Friday, July 8, 2011

Book Review: The Botanist and the Vintner


"The Botanist and the Vintner" is a detailed examination of phylloxera, written by Christy Campbell complete with maps and dates to chronicle the spread of the devastation. The subtitle, "How Wine was Saved for the World" is a tacit, perhaps overly ambitious promise that Campbell doesn't quite manage to keep. The book begins with a scene from the Napa and Sonoma grape growing regions in 1994, where use of an infra-red film camera and computer imagery showed the spread of phylloxera. Campbell intends to contrast this high tech sleuthing to what occurred in the late 1800's as European grape vines were attacked by an unknown malady. There are three parts to this book, Denial, Anger and Acceptance. In Denial, Campbell is setting the historical stage: One of the first places where a curious phenomenon occurred was in Ireland in 1867 where Malcolm Dunn, the head gardener to the Seventh Viscount Powerscourt, noticed the grape vines in the Viscount's glass grape-house turning red-brown and drying up and falling. This reference to Ireland is to remind us that in 1840, a mere two decades ago, the blight Phythoptora infestans destroyed all the potato fields leading to the Great Potato Famine. Names mentioned in the historical setting include Pasteur, Darwin, Planchon, Laliman, Riley, and Guyot. The historical setting also pinpoints ground-zero of the phylloxera occurrence in France.
In Part II, Anger, while the battle against phylloxera was being waged, France and the Second Empire of Napoleon III was engaged in a war against Prussia and it's ally Germany.

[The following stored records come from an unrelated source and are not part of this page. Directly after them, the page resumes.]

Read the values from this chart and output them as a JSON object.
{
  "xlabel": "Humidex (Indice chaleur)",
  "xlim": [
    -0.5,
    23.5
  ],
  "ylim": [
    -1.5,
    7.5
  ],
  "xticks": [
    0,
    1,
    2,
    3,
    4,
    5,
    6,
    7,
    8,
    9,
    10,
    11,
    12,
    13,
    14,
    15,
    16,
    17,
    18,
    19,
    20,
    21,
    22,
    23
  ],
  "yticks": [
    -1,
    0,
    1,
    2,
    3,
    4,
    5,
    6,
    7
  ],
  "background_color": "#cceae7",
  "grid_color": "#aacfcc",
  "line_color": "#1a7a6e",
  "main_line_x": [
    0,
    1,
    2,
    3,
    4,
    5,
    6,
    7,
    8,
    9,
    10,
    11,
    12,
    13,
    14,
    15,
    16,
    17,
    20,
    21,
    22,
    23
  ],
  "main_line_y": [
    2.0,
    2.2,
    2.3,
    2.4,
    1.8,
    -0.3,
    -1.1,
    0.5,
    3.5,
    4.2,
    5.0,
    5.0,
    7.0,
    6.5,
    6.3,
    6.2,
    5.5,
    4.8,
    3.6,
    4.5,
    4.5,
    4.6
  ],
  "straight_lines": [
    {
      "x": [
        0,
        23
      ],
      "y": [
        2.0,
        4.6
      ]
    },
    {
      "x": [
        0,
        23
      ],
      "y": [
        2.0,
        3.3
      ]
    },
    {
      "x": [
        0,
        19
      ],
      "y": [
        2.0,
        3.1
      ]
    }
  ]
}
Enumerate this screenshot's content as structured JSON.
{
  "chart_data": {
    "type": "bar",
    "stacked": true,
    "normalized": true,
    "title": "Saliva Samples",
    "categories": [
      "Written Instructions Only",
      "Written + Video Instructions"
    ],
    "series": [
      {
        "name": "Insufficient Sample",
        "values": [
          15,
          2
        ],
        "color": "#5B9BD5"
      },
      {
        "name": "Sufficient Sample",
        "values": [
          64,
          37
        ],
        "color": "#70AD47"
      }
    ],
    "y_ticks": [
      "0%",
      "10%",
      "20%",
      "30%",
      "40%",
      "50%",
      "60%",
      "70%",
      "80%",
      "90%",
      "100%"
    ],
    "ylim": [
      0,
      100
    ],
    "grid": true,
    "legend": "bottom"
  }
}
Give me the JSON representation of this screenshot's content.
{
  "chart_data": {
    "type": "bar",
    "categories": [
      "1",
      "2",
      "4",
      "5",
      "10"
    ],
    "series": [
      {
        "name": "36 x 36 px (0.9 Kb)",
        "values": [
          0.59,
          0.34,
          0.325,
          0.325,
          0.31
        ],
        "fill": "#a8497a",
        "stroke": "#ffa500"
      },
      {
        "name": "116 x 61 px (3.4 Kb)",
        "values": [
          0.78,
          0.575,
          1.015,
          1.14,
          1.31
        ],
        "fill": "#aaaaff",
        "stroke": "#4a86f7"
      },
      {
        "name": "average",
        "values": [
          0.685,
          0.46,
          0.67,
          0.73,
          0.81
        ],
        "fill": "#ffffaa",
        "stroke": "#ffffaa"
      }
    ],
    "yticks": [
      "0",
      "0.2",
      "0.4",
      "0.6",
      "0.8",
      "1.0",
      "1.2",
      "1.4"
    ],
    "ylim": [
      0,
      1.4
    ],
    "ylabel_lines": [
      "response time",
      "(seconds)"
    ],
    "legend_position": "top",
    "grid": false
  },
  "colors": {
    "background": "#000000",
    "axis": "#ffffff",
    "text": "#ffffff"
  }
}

The artillery used against phylloxera in the beginning was carbon bisulphide, effective against insects as well as being a neurotoxin to humans. A decade passes as other chemical and biological controls were tried without showing any efficacy. Understanding the lifecycle of the causative agent, the aphid, Phylloxera vastatrix was in progress and investigations into using American rootstock were also underway.
In Part III, Acceptance, the phylloxera was now affecting not only France, but Spain, Portugal, Austria as well as Australia and California. It was a global plague. This is where Campbell's book fails for me because there is only one mention of Thomas Volnay Munson, the American whose work was critical in identifying varieties of rootstock that could provide resistance to phylloxera. I guess it is impossible to provide a comprehensive book about how wine was saved for the world. Perhaps Christy Campbell needs to write a sequel.